オーストラリア政府の発表によると、同国の新型インフルエンザの患者数は8月に入ってからも増えており、8月4日正午時点で2万3692人となった。死者も増えており、同日時点で70人に達した。

 オーストラリアでは、7月1日時点で累計患者数は4370人だったが、7月31日には2万1668人と5倍近くに急増した。新規感染者数は、7月上旬は1日当たり500人を超える日は3回ほどだったが、中旬以降は5回に増え、下旬に入ってからは1000人を超える日も少なくなかった。

 8月に入ってからも衰えを見せておらず、4日の新規感染者数は1583人で、最近では2番目に多くなった(図1)。

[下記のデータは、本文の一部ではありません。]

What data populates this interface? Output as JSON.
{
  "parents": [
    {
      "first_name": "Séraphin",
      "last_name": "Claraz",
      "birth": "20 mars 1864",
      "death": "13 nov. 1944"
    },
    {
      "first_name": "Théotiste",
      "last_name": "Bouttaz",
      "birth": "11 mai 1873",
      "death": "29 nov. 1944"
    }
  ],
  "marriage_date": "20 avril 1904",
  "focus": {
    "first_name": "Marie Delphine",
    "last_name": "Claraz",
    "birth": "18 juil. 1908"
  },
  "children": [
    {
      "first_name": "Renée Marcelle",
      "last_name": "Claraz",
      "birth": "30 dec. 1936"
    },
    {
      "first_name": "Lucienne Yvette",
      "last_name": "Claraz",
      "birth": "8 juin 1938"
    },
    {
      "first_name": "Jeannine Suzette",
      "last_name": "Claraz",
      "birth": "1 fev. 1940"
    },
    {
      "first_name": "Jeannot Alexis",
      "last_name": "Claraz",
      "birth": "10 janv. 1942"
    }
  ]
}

図1 オーストラリアの新型インフルエンザの現状(患者数の動向)

 感染者の増加に伴い入院事例も増え、7月上旬に500人前後だった累計入院者数は、7月末には2525人と5倍に達した。(図2)。8月に入ってからも増加しており、4日には2705人となった。入院中の人は400人を超えている。ICUでのケアを受けている患者数は、中旬以降、100人前後で推移している。

 死亡例は、7月1日時点で累計7人だったが、31日時点では61人と急増。8月に入ってからも増え、4日には70人に達している。